Saturday, September 8, 2018

And Again with the Vineyard, 2018: Day 4


There’s an intermittent low rumbling in the air this morning.  I think they are shelling the beach.

I’m reminded that the Wednesday West Tisbury Farmer’s Market isn’t nearly as good as the Saturday one.  There’s no Grumpy Potato Guy, or Fancy Potato Lady, and critically, there is no corn anywhere!  And this isn’t restricted to Wednesdays, but the Grey Barn people are just a little too full of themselves, which is annoying given that I want to buy a fine Prufrock cheese but I hate rewarding arrogance.  Still, the egg rolls and an iced Vietnamese coffee are and always will be a Breakfast of Champions.  And there’s a new guy selling pork, sitting in the back of his pickup truck, in a little collapsible chair, straw hat on his head, feet bare and covered in . . . pig farm muck? 
A gent, stopping by: “Just wanted to say hello!”
Pig Farmer Guy: “Yeah, just give me a minute, I’m doing some math.”  (continues to sit there.  It is in his head, apparently.)

Later:  the beach is intact, with only minimal shells.  Today we bring cards and after a couple jolly rounds of BS, Izzy and I settle in for a poker lesson.  I’m accused of cheating but all I was really doing was winning.  There are a couple of ospreys doing lazy circles in the sky and occasionally practicing their diving, or at least, they keep shooting down and then pulling up.  Maybe they are mistaking seaweed clumps for fish.  Or maybe it’s a shark – too big for an osprey!  

It’s kind of windy today and our new umbrella quickly gives up the ghost, what a piece of crap.  But when you walk into the wind, as I did on the second leg of a long walk to the Split Rock, it is wonderfully cleansing. 

We bring a few entertainments to the beach:  books, of course, and the cards and a small Packers football, and the Waboba ball.  The latter is specially designed to a) float and b) bounce on the water if you throw it just right.   We spend endless hours playing piggy-in-the-middle, to the point where Bill says he might get Waboba elbow if he keeps at it.  Peter responds, then I guess you’d need Tommy Bahama surgery.  Hey-o! 

In case you are counting, yes, it has been four trips to Cronig’s in four days.

As noted above, all rental houses have a random collection of books, which is fun to consider.  Who left this one, that one?  Do they belong to the owner or some previous renter?  And what do they say about the owner or the person who left it?  Many houses hereabouts have a copy of Jonathan Livingston Seagull, Richard Bach’s ornithological allegory about freedom and basically Sticking It To The Man, or in this case, The Flock.  It’s a slim story that you could spend some time in, pondering flight and leaving The Flock (which could be said to be the same thing), or one’s greater purpose, or just giggling at the fact that the gulls sometimes address each other as “Hey, man” as in, “hey, man, where did they learn to fly like that?” 

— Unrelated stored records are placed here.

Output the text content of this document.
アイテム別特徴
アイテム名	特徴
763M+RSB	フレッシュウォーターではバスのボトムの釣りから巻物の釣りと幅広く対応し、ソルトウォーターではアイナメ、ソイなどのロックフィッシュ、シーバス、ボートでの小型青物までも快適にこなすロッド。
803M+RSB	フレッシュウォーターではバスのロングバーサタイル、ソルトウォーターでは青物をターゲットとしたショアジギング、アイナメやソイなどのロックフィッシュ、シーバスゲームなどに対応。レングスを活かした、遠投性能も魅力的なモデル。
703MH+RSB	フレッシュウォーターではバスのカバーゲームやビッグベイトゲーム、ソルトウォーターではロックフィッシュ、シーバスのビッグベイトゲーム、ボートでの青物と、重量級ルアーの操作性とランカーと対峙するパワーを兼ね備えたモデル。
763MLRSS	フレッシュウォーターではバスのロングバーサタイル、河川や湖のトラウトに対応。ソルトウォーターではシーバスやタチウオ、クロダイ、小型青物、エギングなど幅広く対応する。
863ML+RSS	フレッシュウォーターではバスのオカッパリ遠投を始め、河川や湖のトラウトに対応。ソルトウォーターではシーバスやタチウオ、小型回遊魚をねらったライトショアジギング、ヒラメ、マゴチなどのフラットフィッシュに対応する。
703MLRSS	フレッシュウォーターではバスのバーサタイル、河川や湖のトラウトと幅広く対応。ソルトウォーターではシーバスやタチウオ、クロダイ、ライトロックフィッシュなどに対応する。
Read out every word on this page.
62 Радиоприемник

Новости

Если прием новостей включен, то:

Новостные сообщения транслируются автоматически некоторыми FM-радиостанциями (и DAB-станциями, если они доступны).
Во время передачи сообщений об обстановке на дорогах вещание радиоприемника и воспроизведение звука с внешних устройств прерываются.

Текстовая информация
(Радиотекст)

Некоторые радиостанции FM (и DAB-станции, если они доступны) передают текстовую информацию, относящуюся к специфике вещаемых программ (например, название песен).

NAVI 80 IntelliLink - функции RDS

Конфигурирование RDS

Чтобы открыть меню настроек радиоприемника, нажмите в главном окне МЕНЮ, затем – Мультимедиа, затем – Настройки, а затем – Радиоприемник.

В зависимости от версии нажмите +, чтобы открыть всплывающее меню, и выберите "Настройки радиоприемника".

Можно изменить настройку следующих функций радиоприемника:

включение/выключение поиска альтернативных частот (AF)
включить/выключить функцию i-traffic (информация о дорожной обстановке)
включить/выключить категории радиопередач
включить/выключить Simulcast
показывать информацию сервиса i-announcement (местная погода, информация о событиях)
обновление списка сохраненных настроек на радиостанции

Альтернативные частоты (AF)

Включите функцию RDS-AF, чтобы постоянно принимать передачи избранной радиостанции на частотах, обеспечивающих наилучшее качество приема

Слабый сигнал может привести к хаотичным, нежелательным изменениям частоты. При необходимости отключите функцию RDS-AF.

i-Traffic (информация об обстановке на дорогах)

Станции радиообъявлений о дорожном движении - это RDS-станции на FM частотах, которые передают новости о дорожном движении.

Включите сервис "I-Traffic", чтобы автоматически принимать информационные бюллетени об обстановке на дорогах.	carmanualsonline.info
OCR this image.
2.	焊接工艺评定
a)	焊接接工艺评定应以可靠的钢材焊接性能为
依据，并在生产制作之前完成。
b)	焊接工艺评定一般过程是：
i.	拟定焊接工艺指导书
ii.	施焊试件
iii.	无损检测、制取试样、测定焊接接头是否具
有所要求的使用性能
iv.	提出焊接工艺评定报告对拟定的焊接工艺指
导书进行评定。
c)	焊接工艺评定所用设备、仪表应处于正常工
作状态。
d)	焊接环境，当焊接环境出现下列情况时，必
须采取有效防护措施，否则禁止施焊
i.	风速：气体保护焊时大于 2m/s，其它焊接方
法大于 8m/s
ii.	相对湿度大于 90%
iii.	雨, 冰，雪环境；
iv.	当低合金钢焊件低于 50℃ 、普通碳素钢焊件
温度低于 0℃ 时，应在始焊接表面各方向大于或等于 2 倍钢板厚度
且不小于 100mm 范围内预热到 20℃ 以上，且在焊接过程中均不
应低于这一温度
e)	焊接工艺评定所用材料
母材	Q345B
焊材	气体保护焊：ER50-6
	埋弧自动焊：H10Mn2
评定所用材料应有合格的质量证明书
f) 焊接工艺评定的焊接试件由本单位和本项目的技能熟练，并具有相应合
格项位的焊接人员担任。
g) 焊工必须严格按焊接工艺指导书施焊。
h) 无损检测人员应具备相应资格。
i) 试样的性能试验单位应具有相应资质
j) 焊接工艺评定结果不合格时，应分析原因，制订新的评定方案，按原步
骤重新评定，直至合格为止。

Even more fascinating was the piece of paper that fell out of the back of this copy of Jonathan Livingston Seagull.  It was a resume, ca. 1982, of one Cynthia Berman, who had just graduated from Wellesley and was seeking an opportunity to develop and apply her skills in organizational psychology. Despite a kind of ho-hum resume, we’re happy to report that young Cynthia did grow up to be a psychologist with a private practice in Cambridge.  Thank you, interwebs, for permitting us some closure to the story of Cynthia Berman.[1]   




[1] Some members of our party find this whole episode a little creepy.  What if she’d been dead, for example?